Déjà les anciens Romains avaient coutume de fêter la sortie d’une peur archaïque : la lumière allait-elle perdre son combat contre les ténèbres croissantes ? Heureusement, la fin décembre marquait la fin du déclin et des fêtes marquaient l’événement, associées à des cadeaux de friandises et de jouets aux enfants. Sur ce terreau s’enracinera la fête de la naissance de Jésus. Pour les chrétiens, il est la vraie lumière dont la venue est fêtée. Noël gardera un succès populaire plus prégnant que la fête de Pâques, pourtant mémoire explicite de la mort et de la résurrection libératrices de Jésus-Christ.

Les expressions superficielles et la marchandisation de la fête de Noël ne justifient pas, à mes yeux, une vaine guerre contre les aspirations et les sentiments profondément enracinés qui s’expriment alors. Il reste un appel permanent à une joie de la simplicité, au choix de la place des plus fragiles dans la vie sociale, à contre-courant des mécanismes habituels. N’est-il pas significatif que l’art ait plus souvent représenté la visite des « rois » mages que celle des bergers à la crèche ?

Dans leurs récits tout différents de l’évangile de l’enfance, Matthieu et Luc se rejoignent. Ce sont des groupes honnis dans la société qui sont élus comme témoins d’une étonnante bonne nouvelle : dans sa grande fragilité, un enfant né dans un total dénuement incarne l’espoir d’un monde nouveau, qui adviendra par des chemins paradoxaux, y compris par sa mort. Pour Luc, ce sont des bergers qui entendent la nouvelle et voient l’enfant, eux qui dans la société étaient alors considérés comme non dignes de confiance.
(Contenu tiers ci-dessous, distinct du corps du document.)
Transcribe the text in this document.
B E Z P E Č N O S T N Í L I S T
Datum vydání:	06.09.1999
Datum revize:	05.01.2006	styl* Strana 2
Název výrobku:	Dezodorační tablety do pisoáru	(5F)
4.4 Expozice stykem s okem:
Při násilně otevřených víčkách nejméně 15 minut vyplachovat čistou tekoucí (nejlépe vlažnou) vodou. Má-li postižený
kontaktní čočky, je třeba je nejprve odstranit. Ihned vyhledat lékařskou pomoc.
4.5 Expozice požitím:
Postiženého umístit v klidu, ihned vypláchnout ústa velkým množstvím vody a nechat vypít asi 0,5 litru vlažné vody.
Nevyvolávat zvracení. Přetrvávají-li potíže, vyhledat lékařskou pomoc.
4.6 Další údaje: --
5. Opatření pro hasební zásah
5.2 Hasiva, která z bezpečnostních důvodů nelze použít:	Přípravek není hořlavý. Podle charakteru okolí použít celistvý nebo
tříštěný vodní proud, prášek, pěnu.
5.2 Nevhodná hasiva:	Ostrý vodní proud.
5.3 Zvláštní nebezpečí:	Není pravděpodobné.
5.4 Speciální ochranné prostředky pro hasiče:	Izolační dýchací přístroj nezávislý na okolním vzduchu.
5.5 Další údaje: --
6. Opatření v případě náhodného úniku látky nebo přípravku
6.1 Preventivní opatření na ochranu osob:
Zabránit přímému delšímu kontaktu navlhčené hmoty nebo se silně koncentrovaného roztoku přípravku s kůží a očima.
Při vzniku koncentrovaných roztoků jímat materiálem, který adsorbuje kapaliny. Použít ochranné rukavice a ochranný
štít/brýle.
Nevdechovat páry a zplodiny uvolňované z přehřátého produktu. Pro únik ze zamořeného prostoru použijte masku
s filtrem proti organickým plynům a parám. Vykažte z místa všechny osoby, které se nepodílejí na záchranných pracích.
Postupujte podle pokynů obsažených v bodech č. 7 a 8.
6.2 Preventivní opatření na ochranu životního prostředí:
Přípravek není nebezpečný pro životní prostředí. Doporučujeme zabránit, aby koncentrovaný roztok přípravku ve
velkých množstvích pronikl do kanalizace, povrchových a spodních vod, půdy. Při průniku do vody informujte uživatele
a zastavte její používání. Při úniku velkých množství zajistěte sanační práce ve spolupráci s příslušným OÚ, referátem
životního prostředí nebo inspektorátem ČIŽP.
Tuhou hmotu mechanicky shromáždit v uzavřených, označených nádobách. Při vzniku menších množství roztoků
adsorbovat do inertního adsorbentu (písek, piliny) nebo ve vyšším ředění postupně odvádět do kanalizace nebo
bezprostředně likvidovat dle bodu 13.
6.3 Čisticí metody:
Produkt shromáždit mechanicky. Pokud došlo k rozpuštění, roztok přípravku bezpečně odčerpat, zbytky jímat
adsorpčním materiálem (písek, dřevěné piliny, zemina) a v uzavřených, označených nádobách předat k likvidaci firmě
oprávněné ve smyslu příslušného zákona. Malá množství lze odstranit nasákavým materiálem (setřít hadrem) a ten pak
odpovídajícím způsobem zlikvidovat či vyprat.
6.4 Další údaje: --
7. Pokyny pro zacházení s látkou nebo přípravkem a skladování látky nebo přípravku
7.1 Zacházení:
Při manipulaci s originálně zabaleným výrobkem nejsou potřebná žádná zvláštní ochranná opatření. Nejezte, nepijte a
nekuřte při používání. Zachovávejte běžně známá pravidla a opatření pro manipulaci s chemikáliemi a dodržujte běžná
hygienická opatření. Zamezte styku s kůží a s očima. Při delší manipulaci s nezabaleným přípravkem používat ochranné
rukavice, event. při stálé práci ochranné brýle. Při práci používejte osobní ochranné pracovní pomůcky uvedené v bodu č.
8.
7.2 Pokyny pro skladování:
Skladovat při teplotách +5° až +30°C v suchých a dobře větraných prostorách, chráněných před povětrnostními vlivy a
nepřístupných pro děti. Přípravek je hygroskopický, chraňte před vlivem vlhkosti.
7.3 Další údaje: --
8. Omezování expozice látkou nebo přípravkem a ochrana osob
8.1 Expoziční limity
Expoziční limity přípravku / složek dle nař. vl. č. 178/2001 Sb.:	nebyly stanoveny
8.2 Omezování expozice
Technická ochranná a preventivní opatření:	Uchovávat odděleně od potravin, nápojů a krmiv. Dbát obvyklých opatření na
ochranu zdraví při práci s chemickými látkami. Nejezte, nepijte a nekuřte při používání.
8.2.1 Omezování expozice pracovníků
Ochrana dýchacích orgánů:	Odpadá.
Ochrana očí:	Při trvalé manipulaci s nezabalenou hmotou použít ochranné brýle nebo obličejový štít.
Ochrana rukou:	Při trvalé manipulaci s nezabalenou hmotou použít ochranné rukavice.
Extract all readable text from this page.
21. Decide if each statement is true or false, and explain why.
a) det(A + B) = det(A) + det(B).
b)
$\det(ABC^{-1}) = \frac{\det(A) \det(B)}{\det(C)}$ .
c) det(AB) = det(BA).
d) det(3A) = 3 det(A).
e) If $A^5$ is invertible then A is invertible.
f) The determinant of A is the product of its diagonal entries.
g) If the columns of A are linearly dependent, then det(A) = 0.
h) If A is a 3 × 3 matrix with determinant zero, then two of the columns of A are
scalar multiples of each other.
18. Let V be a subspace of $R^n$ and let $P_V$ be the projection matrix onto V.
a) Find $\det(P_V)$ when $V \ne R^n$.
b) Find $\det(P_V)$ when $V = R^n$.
Mathieu, lui, convoque des étrangers pratiquant un métier interdit par l’AT, des mages, plus disponibles à la surprise de la venue du Messie que les autorités de Jérusalem, politiques et religieuses.

Ce qui, étonnement, fait sens : des exclus montrent le chemin, ouvrent l’avenir pour tous. L’histoire leur a-t-elle emboîté le pas ? Chaque année, la même question est ouverte pour nous : notre Noël nous apportera-t-il la joie des grands prêtres de Jérusalem ou celle des bergers ? La question est ouverte.